Table of Contents Author Guidelines Submit a Manuscript
International Journal of Photoenergy
Volume 2015, Article ID 623492, 9 pages
http://dx.doi.org/10.1155/2015/623492
Research Article

Removal of Polyvinyl Alcohol in Aqueous Solutions Using an Innovative Paired Photoelectrochemical Oxidative System in a Divided Electrochemical Cell

1Department of Safety, Health and Environmental Engineering, National Yunlin University of Science and Technology, Yunlin 64002, Taiwan
2Department of Safety, Health and Environmental Engineering, Chung Hwa University of Medical Technology, Tainan 717, Taiwan
3Department of Safety, Health and Environmental Engineering, Hungkuang University, Sha-Lu, Taichung 433, Taiwan

Received 23 July 2014; Accepted 2 October 2014

Academic Editor: Bashir Ahmmad

Copyright © 2015 Kai-Yu Huang et al. This is an open access article distributed under the Creative Commons Attribution License, which permits unrestricted use, distribution, and reproduction in any medium, provided the original work is properly cited.

Abstract

This study evaluates the performance of an innovative paired photoelectrochemical oxidative system fabricated in our laboratory to determine the removal efficiency of polyvinyl alcohol (PVA) in aqueous solutions. An innovative paired photoelectrochemical oxidative system employed metal redox mediators with high redox potential for anodic oxidation (MEO process) and UV assisted photoelectrochemical oxidation (PEO process) for cathodic oxidation in a divided electrochemical cell.
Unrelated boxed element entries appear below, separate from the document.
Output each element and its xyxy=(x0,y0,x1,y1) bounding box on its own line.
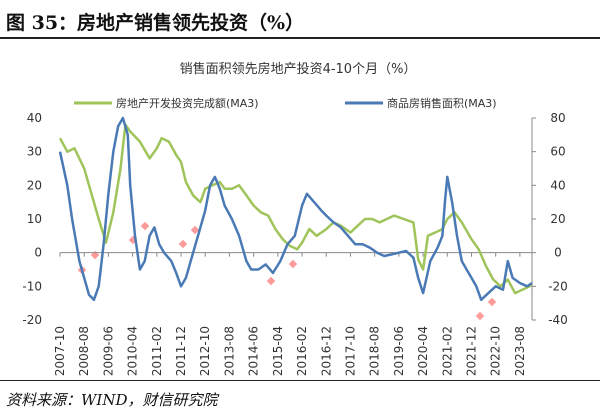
y-left-tick-label: -20 xyxy=(22,313,42,327)
arrow-marker xyxy=(475,311,485,321)
arrow-marker xyxy=(90,250,100,260)
x-tick-label: 2013-08 xyxy=(222,326,236,376)
y-right-tick-label: 80 xyxy=(550,111,565,125)
y-right-tick-label: 20 xyxy=(550,212,565,226)
sales-series-line xyxy=(58,116,533,302)
chart-title: 销售面积领先房地产投资4-10个月（%） xyxy=(180,61,417,77)
x-tick-label: 2021-02 xyxy=(440,326,454,376)
legend-label-sales: 商品房销售面积(MA3) xyxy=(387,96,497,110)
x-tick-label: 2011-12 xyxy=(174,326,188,376)
line-chart: 销售面积领先房地产投资4-10个月（%） 房地产开发投资完成额(MA3) 商品房… xyxy=(22,61,568,376)
y-right-tick-label: 60 xyxy=(550,145,565,159)
y-right-tick-label: 40 xyxy=(550,178,565,192)
y-left-tick-label: 30 xyxy=(27,145,42,159)
x-tick-label: 2010-04 xyxy=(126,326,140,376)
arrow-marker xyxy=(140,221,150,231)
right-y-axis: 80 60 40 20 0 -20 -40 xyxy=(531,111,568,327)
figure-header: 图 35：房地产销售领先投资（%） xyxy=(0,0,600,38)
source-note: 资料来源：WIND，财信研究院 xyxy=(6,391,218,409)
x-tick-label: 2011-02 xyxy=(150,326,164,376)
y-left-tick-label: 10 xyxy=(27,212,42,226)
y-left-tick-label: 40 xyxy=(27,111,42,125)
x-tick-label: 2018-08 xyxy=(368,326,382,376)
x-tick-label: 2016-02 xyxy=(295,326,309,376)
legend-label-investment: 房地产开发投资完成额(MA3) xyxy=(116,96,259,110)
header-rule xyxy=(0,37,600,39)
figure-title: 图 35：房地产销售领先投资（%） xyxy=(6,12,305,34)
arrow-marker xyxy=(190,225,200,235)
x-tick-label: 2017-10 xyxy=(343,326,357,376)
legend: 房地产开发投资完成额(MA3) 商品房销售面积(MA3) xyxy=(74,96,497,110)
x-tick-label: 2020-04 xyxy=(416,326,430,376)
y-left-tick-label: 20 xyxy=(27,178,42,192)
y-right-tick-label: -40 xyxy=(548,313,568,327)
x-tick-label: 2014-06 xyxy=(247,326,261,376)
arrow-markers xyxy=(77,221,497,321)
x-tick-label: 2009-06 xyxy=(101,326,115,376)
x-tick-label: 2019-06 xyxy=(392,326,406,376)
y-left-tick-label: 0 xyxy=(34,246,42,260)
x-axis: 2007-10 2008-08 2009-06 2010-04 2011-02 2011-… xyxy=(53,252,527,376)
y-left-tick-label: -10 xyxy=(22,279,42,293)
x-tick-label: 2015-04 xyxy=(271,326,285,376)
y-right-tick-label: -20 xyxy=(548,279,568,293)
arrow-marker xyxy=(288,259,298,269)
x-tick-label: 2007-10 xyxy=(53,326,67,376)
investment-series-line xyxy=(58,123,534,295)
arrow-marker xyxy=(178,239,188,249)
arrow-marker xyxy=(266,276,276,286)
x-tick-label: 2016-12 xyxy=(319,326,333,376)
x-tick-label: 2008-08 xyxy=(77,326,91,376)
arrow-marker xyxy=(487,297,497,307)
series-lines xyxy=(58,116,534,302)
left-y-axis: 40 30 20 10 0 -10 -20 xyxy=(22,111,42,327)
x-tick-label: 2022-10 xyxy=(489,326,503,376)
x-tick-label: 2012-10 xyxy=(198,326,212,376)
x-tick-label: 2023-08 xyxy=(513,326,527,376)
x-tick-label: 2021-12 xyxy=(464,326,478,376)
y-right-tick-label: 0 xyxy=(554,246,562,260)
footer-rule xyxy=(0,380,600,381)
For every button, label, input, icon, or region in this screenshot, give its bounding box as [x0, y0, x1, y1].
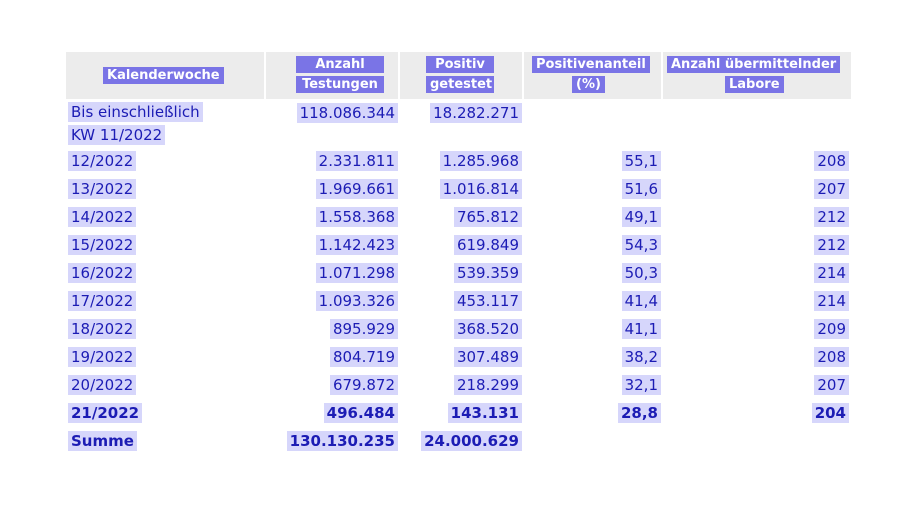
header-week: Kalenderwoche	[66, 52, 266, 99]
table-row: 21/2022 496.484 143.131 28,8 204	[66, 399, 851, 427]
share-cell: 32,1	[621, 375, 661, 395]
positive-cell: 18.282.271	[430, 103, 522, 123]
positive-cell: 619.849	[453, 235, 522, 255]
positive-cell: 1.285.968	[439, 151, 522, 171]
week-cell-line2: KW 11/2022	[68, 125, 166, 145]
share-cell: 49,1	[621, 207, 661, 227]
tests-cell: 118.086.344	[296, 103, 398, 123]
share-cell: 50,3	[621, 263, 661, 283]
table-row: 15/2022 1.142.423 619.849 54,3 212	[66, 231, 851, 259]
header-tests: Anzahl Testungen	[266, 52, 400, 99]
table-row: 14/2022 1.558.368 765.812 49,1 212	[66, 203, 851, 231]
positive-cell: 1.016.814	[439, 179, 522, 199]
tests-cell: 804.719	[329, 347, 398, 367]
share-cell: 28,8	[617, 403, 661, 423]
tests-cell: 496.484	[323, 403, 398, 423]
week-cell: 19/2022	[68, 347, 137, 367]
table-row: 12/2022 2.331.811 1.285.968 55,1 208	[66, 147, 851, 175]
header-labs-line2: Labore	[725, 76, 784, 93]
sum-positive: 24.000.629	[421, 431, 522, 451]
sum-tests: 130.130.235	[286, 431, 398, 451]
week-cell: 20/2022	[68, 375, 137, 395]
table-row: 18/2022 895.929 368.520 41,1 209	[66, 315, 851, 343]
table-row: 17/2022 1.093.326 453.117 41,4 214	[66, 287, 851, 315]
table-row: 19/2022 804.719 307.489 38,2 208	[66, 343, 851, 371]
labs-cell: 207	[814, 375, 849, 395]
table-row: 20/2022 679.872 218.299 32,1 207	[66, 371, 851, 399]
positive-cell: 218.299	[453, 375, 522, 395]
tests-cell: 1.071.298	[315, 263, 398, 283]
share-cell: 54,3	[621, 235, 661, 255]
week-cell-line1: Bis einschließlich	[68, 102, 203, 122]
labs-cell: 209	[814, 319, 849, 339]
labs-cell: 214	[814, 263, 849, 283]
positive-cell: 765.812	[453, 207, 522, 227]
header-share: Positivenanteil (%)	[524, 52, 663, 99]
positive-cell: 307.489	[453, 347, 522, 367]
share-cell: 41,1	[621, 319, 661, 339]
tests-cell: 895.929	[329, 319, 398, 339]
labs-cell: 207	[814, 179, 849, 199]
share-cell: 38,2	[621, 347, 661, 367]
header-positive: Positiv getestet	[400, 52, 524, 99]
week-cell: 13/2022	[68, 179, 137, 199]
header-share-line2: (%)	[572, 76, 605, 93]
positive-cell: 539.359	[453, 263, 522, 283]
sum-label: Summe	[68, 431, 137, 451]
week-cell: 18/2022	[68, 319, 137, 339]
week-cell: 12/2022	[68, 151, 137, 171]
week-cell: 21/2022	[68, 403, 143, 423]
share-cell: 41,4	[621, 291, 661, 311]
header-positive-line2: getestet	[426, 76, 494, 93]
positive-cell: 143.131	[447, 403, 522, 423]
labs-cell: 212	[814, 235, 849, 255]
testing-table: Kalenderwoche Anzahl Testungen Positiv g…	[66, 52, 851, 455]
week-cell: 16/2022	[68, 263, 137, 283]
tests-cell: 1.093.326	[315, 291, 398, 311]
tests-cell: 1.142.423	[315, 235, 398, 255]
labs-cell: 208	[814, 347, 849, 367]
positive-cell: 368.520	[453, 319, 522, 339]
header-positive-line1: Positiv	[426, 56, 494, 73]
header-tests-line2: Testungen	[296, 76, 384, 93]
header-share-line1: Positivenanteil	[532, 56, 650, 73]
tests-cell: 679.872	[329, 375, 398, 395]
tests-cell: 1.969.661	[315, 179, 398, 199]
header-labs: Anzahl übermittelnder Labore	[663, 52, 851, 99]
table-row: 16/2022 1.071.298 539.359 50,3 214	[66, 259, 851, 287]
table-row: 13/2022 1.969.661 1.016.814 51,6 207	[66, 175, 851, 203]
sum-row: Summe 130.130.235 24.000.629	[66, 427, 851, 455]
share-cell: 55,1	[621, 151, 661, 171]
week-cell: 17/2022	[68, 291, 137, 311]
tests-cell: 2.331.811	[315, 151, 398, 171]
header-tests-line1: Anzahl	[296, 56, 384, 73]
table-row: Bis einschließlich KW 11/2022 118.086.34…	[66, 99, 851, 147]
positive-cell: 453.117	[453, 291, 522, 311]
share-cell: 51,6	[621, 179, 661, 199]
labs-cell: 204	[811, 403, 849, 423]
week-cell: 14/2022	[68, 207, 137, 227]
labs-cell: 208	[814, 151, 849, 171]
table-header: Kalenderwoche Anzahl Testungen Positiv g…	[66, 52, 851, 99]
header-labs-line1: Anzahl übermittelnder	[667, 56, 841, 73]
header-week-label: Kalenderwoche	[103, 67, 224, 84]
week-cell: 15/2022	[68, 235, 137, 255]
tests-cell: 1.558.368	[315, 207, 398, 227]
labs-cell: 212	[814, 207, 849, 227]
labs-cell: 214	[814, 291, 849, 311]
Several parameters were investigated to characterize the removal efficiency of PVA, such as the current density, initial Ce(III) concentration, nitric acid concentration, oxygen flow rate, and UV irradiation intensity. The effects of these parameters on the specific energy consumption were also investigated. Additionally, the conversion yield of Ce(IV) concentration and the electrogeneration of H2O2 were calculated in this study. The optimum current density, initial Ce(III) concentration, nitric acid concentration, oxygen flow rate, and UV irradiation intensity were found to be 3 mA cm−2, 0.01 M, 0.3 M, 500 cm3 min−1, and 1.2 mW cm−2, respectively. The synergistic effect of combination process of MEO and PEO would be as a promising alternative for the removal efficiency of PVA.